9 Novembre 2010
Millésime. Paroles de spécialistes, le millésime 2010 en Centre-Loire devrait être « un grand classique ». Les termes sont de Bertrand Daulny, le directeur du Sicavac, le laboratoire d'analyse installé à Sancerre. Voici son analyse.
« Le climat 2010 modérément sec a été rythmé au long de la saison végétative par les alternances de fortes chaleurs et de températures fraîches. Aussi, la maturation, comme tous les stades – débourrement, floraison et véraison – a été marquée par un démarrage lent et un achèvement dans des conditions climatiques optimales. D’un bel équilibre en bouche associant plénitude et fraîcheur, caractérisé par de superbes arômes fruités en blanc comme en rouge, 2010 est un grand classique.
La campagne viticole. Après un débourrement relativement tardif, la floraison s’est étalée sur trois semaines. Les températures basses de mai et de début juin ont provoqué de la coulure en de nombreux endroits, surtout sur les blancs. La dernière décade de juin et tout le mois de juillet particulièrement chauds (+2°C par rapport aux normales) ont permis de rattraper le retard à la fermeture de la grappe. Et puis, à nouveau, c’est un climat plus froid, entrecoupé de belles journées, qui s’est installé en août et septembre, si bien que la véraison fût longue et marquée par une certaine hétérogénéité. Sur l’ensemble de la période végétative, le déficit pluviométrique est de 15%. Un épisode de grêle a touché une partie importante du vignoble de Châteaumeillant. Les autres vignobles du Centre-Loire n’ont pas subi de dégâts significatifs. La pression des maladies cryptogamiques fut moindre par rapport aux années précédentes. Le mildiou se manifesta tardivement, tandis que l’oïdium était un peu plus virulent. La relative sécheresse dans la profondeur du sol a préservé l’état sanitaire qui est resté bon jusqu’à la récolte. L’inquiétude est surtout venue des maladies du bois (esca, black dead arm) dont les symptômes se sont exprimés dans des proportions élevées, jusqu’à plus de 15 % de ceps touchés sur certaines parcelles.
La maturation. Ralentie dans sa première phase, la maturation s’est accélérée graduellement à la faveur des petites pluies et des périodes de plus fortes températures. La dernière semaine s’est révélée déterminante pour la qualité du millésime. En particulier, les acidités un peu élevées au début se sont bien rééquilibrées par la perte d’acide malique, tandis que les teneurs en sucres augmentaient de façon aussi impressionnante qu’inespérée. La fraîcheur nocturne et les journées ensoleillées, chaudes sans excès, ont peaufiné la maturité des arômes.
Les vendanges. La majorité des vignobles (Sancerre, Pouilly, Coteaux du Giennois, Châteaumeillant) ont ouvert les vendanges le 27 septembre. Reuilly et Quincy avaient donné le ban le 20, tandis qu’il fallut attendre le 29 septembre à Menetou-Salon. Les dates de récolte ont suivi les écarts de floraison et pratiquement tout était fini de rentrer le 15 octobre, les tout derniers ayant terminé le 19 octobre. Les vendanges se sont déroulées sous un ciel clément, hormis la grosse pluie du 4 octobre qui a permis d’achever la maturation dans les parcelles tardives. En général, les rouges ont été cueillis dans la première moitié des vendanges, exceptés quelques uns qui ont eu des très beaux résultats en repoussant la récolte à la fin avec un tri rigoureux.
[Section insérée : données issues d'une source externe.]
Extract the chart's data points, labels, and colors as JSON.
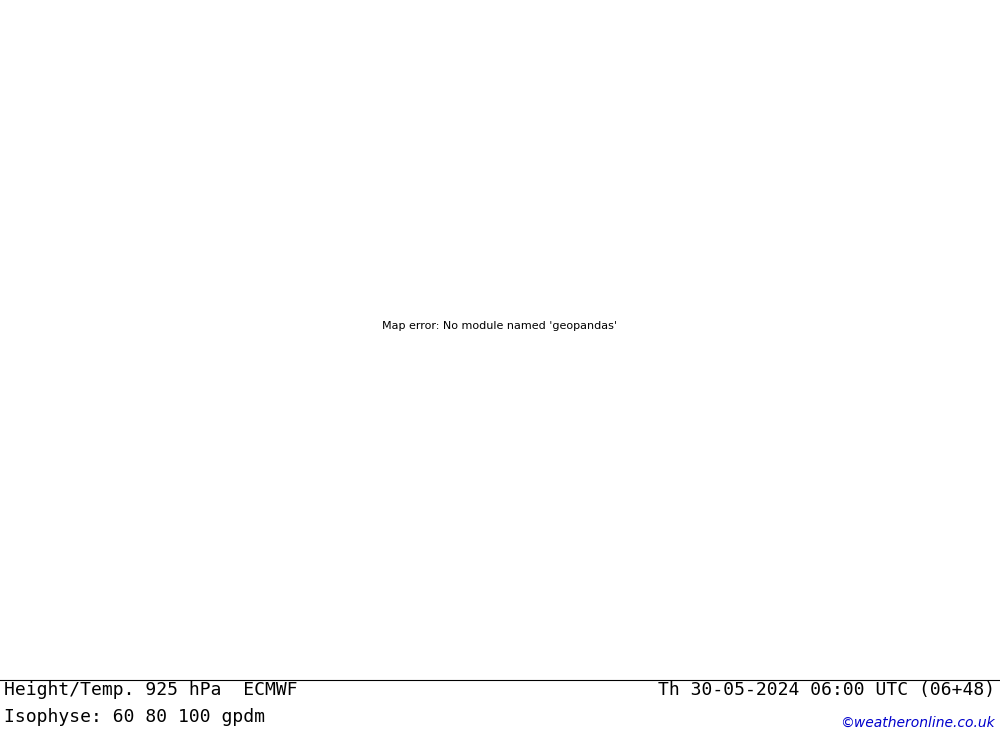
{
  "title_left": "Height/Temp. 925 hPa  ECMWF",
  "title_left2": "Isophyse: 60 80 100 gpdm",
  "title_right": "Th 30-05-2024 06:00 UTC (06+48)",
  "watermark": "©weatheronline.co.uk",
  "bg_color": "#d8d8d8",
  "land_color": "#90ee90",
  "sea_color": "#c0c0c0",
  "text_color": "#000000",
  "title_fontsize": 13,
  "watermark_color": "#0000cc",
  "footer_bg": "#ffffff",
  "map_extent": [
    -5,
    42,
    50,
    73
  ],
  "proj_lon0": 15,
  "proj_lat0": 62
}
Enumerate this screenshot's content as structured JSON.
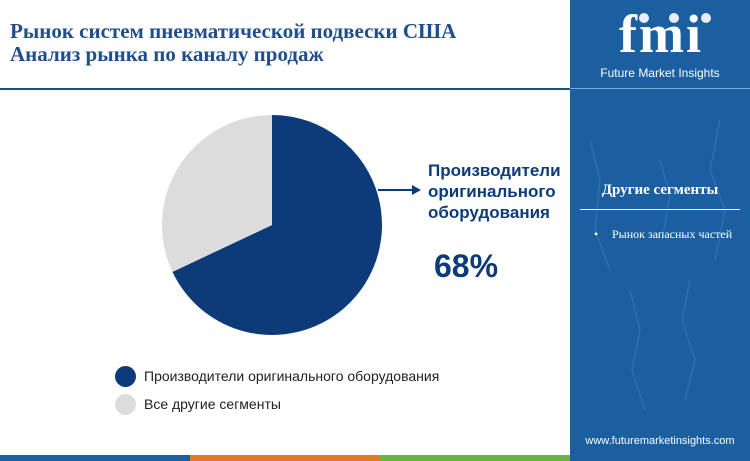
{
  "header": {
    "title_line1": "Рынок систем пневматической подвески США",
    "title_line2": "Анализ рынка по каналу продаж"
  },
  "chart_data": {
    "type": "pie",
    "slices": [
      {
        "label": "Производители оригинального оборудования",
        "value": 68,
        "color": "#0d3b7a"
      },
      {
        "label": "Все другие сегменты",
        "value": 32,
        "color": "#dcdcdc"
      }
    ],
    "callout": {
      "label_lines": [
        "Производители",
        "оригинального",
        "оборудования"
      ],
      "value": "68%"
    }
  },
  "legend": {
    "items": [
      {
        "label": "Производители оригинального оборудования",
        "color": "#0d3b7a"
      },
      {
        "label": "Все другие сегменты",
        "color": "#dcdcdc"
      }
    ]
  },
  "sidebar": {
    "logo_text": "fmi",
    "brand": "Future Market Insights",
    "other_heading": "Другие сегменты",
    "other_items": [
      "Рынок запасных частей"
    ],
    "website": "www.futuremarketinsights.com"
  },
  "colors": {
    "accent": "#0d3b7a",
    "sidebar": "#1b5fa0",
    "bar": [
      "#1b5fa0",
      "#e07b24",
      "#6db33f",
      "#1b5fa0"
    ]
  }
}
Les premières impressions du millésime. Les blancs exhalent toute la richesse et la finesse aromatiques du sauvignon selon les origines (sols, expositions). Le fruité étonnant des moûts se retrouve dans les vins : les fruits exotiques (passion, mangue), la pierre à fusil, le buis et autres nuances végétales (rhubarbe, pois, asperge). Amples, ils sont équilibrés. Soutenus par une juste et belle vivacité, ils affirment une présence, une fermeté et une longueur remarquables au palais. Leur potentiel de conservation est certain et beaucoup n’atteindront leur pleine expression qu’après douze à dix-huit mois d’élevage. Les rouges aussi sont séduisants par leur fruité intense (fraise, framboise, cassis, mûre). En bouche, l’attaque est ferme. Les tanins austères, parfois vigoureux, bien soutenus par du gras, confèrent de la solidité et de la longueur à la structure. La fermentation malolactique saura apporter de la rondeur. Plus sur l’élégance que sur la puissance, ils pourront être prêts assez tôt (fin 2011) mais aussi se garder pour les cuvées les plus denses.